Oceans of Truth

J.D. Kurtness’ Aquariums

A review of Aquariums by J.D. Kurtness

Published on July 4, 2022

In this wacky world we live in, stories that were once deemed science fiction can now easily resemble an absurdist take on our reality. Such is the case with J.D. Kurtness’ Aquariums, initially published in French before the pandemic and now available in an English translation by Pablo Strauss. It very loosely follows a young marine biologist who finds herself on a research vessel while a virus decimates most of the planet’s population. Is Kurtness some kind of modern-day seer, or are the once horrid things a sci-fi writer could imagine now very likely to happen to us? 

J.D. Kurtness Aquariums

Aquariums
J.D. Kurtness

Dundurn Press/Rare Machines
$21.99
paper
176pp
9781459747760

Stories about a pandemic might not be what we want to read right now, as we poke our heads out from the abyss, but this shouldn’t dissuade readers from delving into Aquariums. Kurtness’s story strays from the doom and gloom you might expect to focus on the coming-of-age tale of its protagonist, Émeraude Pic, an observant and independent girl with a passion for science. The author’s sentences at the beginning are short and matter-of-fact, like the fleeting thoughts of a child. “I turned eleven at the end of the summer, and I grew a lot. Gained weight, got a tan.” She is raised by her widowed father, often staying with her aunt’s family, before moving on to boarding school. She grows up and studies what she loves: marine biology. We glance at the plight of the planet through her eyes. “The pessimists believe it’s now too late. The tropical oceans teem with poisonous jellyfish and lionfish scavenging in chalky beds of dead coral.” A pandemic with a side of climate disaster – why not?

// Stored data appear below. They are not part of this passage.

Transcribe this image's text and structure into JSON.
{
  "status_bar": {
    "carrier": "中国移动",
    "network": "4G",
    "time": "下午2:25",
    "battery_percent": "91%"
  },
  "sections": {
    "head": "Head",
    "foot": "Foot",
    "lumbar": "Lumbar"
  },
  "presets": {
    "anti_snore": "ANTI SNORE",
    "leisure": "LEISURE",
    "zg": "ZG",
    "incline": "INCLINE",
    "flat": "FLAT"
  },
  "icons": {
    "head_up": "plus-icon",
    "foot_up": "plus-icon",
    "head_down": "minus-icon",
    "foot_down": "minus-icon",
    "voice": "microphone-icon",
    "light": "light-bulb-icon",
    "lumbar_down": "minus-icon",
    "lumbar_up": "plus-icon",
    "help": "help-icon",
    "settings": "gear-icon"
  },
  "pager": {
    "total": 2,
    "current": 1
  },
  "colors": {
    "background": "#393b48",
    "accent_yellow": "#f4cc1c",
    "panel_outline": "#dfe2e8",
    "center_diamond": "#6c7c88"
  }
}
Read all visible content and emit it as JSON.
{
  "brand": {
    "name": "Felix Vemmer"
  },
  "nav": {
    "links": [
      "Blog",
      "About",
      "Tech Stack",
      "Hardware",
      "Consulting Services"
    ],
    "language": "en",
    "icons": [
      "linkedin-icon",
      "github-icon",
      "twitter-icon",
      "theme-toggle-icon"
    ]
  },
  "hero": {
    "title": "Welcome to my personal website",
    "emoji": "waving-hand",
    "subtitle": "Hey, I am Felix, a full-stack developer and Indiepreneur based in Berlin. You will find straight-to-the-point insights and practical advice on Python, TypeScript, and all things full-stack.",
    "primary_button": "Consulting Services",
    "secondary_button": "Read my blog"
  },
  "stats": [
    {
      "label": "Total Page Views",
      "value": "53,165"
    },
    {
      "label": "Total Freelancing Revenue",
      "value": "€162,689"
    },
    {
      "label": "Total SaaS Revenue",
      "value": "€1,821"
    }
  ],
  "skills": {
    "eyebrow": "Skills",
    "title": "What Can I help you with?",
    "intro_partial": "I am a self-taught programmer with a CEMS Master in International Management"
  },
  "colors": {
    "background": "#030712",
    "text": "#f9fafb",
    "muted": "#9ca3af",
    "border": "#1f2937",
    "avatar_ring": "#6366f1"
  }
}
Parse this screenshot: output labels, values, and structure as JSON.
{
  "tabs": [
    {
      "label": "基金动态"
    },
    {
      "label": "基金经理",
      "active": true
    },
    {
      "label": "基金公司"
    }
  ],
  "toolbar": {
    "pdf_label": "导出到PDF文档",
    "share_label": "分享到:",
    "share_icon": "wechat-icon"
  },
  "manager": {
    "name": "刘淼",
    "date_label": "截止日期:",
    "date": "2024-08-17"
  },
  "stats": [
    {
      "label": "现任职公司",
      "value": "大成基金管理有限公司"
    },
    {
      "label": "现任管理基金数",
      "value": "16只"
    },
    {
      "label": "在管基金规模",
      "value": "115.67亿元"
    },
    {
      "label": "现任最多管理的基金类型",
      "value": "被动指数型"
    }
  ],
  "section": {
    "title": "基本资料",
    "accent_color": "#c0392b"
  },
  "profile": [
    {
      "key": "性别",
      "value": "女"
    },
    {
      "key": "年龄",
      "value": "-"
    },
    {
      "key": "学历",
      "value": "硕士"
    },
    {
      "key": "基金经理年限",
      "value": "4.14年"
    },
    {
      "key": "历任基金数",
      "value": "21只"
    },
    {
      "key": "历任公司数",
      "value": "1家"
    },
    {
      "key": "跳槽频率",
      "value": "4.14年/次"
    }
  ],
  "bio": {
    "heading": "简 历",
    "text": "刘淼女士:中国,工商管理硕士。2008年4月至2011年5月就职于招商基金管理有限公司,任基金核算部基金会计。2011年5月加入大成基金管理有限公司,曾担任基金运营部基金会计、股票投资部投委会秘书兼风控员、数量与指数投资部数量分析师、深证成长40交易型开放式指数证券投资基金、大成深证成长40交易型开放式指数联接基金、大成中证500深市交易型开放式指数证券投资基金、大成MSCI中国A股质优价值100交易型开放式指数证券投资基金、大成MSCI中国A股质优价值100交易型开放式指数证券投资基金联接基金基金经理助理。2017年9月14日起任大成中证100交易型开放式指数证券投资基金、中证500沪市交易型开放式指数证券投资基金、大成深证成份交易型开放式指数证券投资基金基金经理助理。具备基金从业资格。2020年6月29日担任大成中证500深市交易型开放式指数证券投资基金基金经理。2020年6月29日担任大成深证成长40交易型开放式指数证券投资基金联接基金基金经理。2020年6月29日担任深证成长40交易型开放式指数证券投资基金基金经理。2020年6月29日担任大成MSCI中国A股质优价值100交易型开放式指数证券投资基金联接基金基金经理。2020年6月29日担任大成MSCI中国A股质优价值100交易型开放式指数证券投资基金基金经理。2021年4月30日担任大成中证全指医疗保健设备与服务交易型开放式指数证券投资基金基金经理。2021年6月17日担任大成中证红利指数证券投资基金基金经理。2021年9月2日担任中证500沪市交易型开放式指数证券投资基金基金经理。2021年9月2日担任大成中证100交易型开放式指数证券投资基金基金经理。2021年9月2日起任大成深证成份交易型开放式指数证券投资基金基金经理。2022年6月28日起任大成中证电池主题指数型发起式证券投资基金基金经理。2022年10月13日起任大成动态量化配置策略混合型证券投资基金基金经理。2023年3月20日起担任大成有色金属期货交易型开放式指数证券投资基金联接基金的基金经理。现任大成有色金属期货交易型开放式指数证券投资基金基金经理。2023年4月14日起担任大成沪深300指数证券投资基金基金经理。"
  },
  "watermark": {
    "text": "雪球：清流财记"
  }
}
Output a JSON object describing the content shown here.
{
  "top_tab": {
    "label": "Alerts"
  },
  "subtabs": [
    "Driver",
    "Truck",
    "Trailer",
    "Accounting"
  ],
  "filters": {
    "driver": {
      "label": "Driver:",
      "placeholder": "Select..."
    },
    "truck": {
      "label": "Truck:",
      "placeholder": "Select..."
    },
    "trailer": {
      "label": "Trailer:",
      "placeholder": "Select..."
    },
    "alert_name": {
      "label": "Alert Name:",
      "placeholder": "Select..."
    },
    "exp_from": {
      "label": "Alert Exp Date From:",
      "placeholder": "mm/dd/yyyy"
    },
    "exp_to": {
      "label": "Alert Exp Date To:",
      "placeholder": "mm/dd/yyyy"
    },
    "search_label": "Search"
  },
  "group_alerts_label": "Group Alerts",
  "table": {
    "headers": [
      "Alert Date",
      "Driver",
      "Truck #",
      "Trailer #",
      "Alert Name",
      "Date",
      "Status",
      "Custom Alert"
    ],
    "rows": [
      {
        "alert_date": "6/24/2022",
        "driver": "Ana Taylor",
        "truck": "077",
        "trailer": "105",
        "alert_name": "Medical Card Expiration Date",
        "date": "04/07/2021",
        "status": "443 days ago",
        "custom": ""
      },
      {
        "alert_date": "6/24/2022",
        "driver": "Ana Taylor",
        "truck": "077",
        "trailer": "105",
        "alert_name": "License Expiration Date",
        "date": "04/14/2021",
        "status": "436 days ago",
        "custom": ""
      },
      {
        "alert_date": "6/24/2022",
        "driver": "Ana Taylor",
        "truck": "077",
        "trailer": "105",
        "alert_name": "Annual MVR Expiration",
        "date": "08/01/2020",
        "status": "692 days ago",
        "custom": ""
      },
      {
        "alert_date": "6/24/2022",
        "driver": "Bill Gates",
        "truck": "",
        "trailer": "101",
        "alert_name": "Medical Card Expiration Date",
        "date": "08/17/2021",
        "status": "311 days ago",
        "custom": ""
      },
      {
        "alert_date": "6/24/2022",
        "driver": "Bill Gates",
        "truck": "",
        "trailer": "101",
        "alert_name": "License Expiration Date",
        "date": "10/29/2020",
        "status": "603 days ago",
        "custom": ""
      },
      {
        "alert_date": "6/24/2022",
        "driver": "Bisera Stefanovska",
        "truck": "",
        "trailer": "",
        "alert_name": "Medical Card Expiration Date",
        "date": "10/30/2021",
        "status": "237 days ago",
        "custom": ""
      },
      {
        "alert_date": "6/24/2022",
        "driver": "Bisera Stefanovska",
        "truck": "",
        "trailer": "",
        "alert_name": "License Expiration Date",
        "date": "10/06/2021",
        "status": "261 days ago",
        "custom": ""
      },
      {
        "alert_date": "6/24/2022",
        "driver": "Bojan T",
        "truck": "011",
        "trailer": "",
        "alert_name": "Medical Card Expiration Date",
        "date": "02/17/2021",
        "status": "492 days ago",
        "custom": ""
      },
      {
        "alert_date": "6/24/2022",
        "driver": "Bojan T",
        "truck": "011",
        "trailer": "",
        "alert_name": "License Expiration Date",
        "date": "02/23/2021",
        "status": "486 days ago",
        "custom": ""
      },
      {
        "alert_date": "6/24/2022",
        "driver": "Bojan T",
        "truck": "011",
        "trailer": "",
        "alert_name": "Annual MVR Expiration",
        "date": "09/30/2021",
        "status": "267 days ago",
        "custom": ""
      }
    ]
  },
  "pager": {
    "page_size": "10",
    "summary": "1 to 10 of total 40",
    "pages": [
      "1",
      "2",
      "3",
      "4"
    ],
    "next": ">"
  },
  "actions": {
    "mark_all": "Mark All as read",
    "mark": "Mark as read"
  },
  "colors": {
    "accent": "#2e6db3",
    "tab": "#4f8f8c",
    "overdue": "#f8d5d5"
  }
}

In the world of Aquariums, Émeraude doesn’t become the woman she is just because of childhood circumstances or social growing pains. Kurtness travels into the past to peel back the mysteries of her character’s DNA. Between segments about Émeraude’s time at school and her work experiences as a scientist, the author introduces other narrators sprinkled across time and space. We meet a prehistoric man witnessing a giant squid devouring a whale. We follow a young boy obsessed with the sea who leaves home to work as a sailor. The encounters go on: a village witch feared by her peers, a draft dodger seeking refuge in the woods, a famous singer coming out of the Great Depression. 

The reveal of a shared surname informs us that these are Émeraude’s ancestors; the people who paved the way for her to be one of the last survivors of the end of the world, researching the death of the oceans on a boat off the coast of Labrador:

“Everyone can see the mess we’ve made, but no one’s doing anything to fix it.
I’m part of the massacre too. I compile, collect, and save an infinitesimal part of the biodiversity, knowing full well that once I’m gone, it will all be destroyed without remorse. I know it’s irrational and pathetic, but I can’t shake the thought that this whale may have died of despair.”

This is a small book on a huge theme, set in various places and eras, featuring different perspectives. It could be confusing, but it works so much so that I sometimes wished Kurtness had picked up some of her loose threads and developed the stories of Émeraude’s ancestors instead of returning to her protagonist’s journey. I want to know more about the scarred sailor, the blind shark, and the travelling whale. She dips her toe into the fantastical or the romantic and then pulls back, back to the science of a dying world. Aquariums is an inventive book on a grim not-so-distant future. In the end, Kurtness chooses to believe in the resilience of humanity. Like her ancestors before her, Émeraude will fight for her people’s future.mRb

Roxane Hudon  is an occasional writer and frequent layabout who lives on a remote island and reads a lot.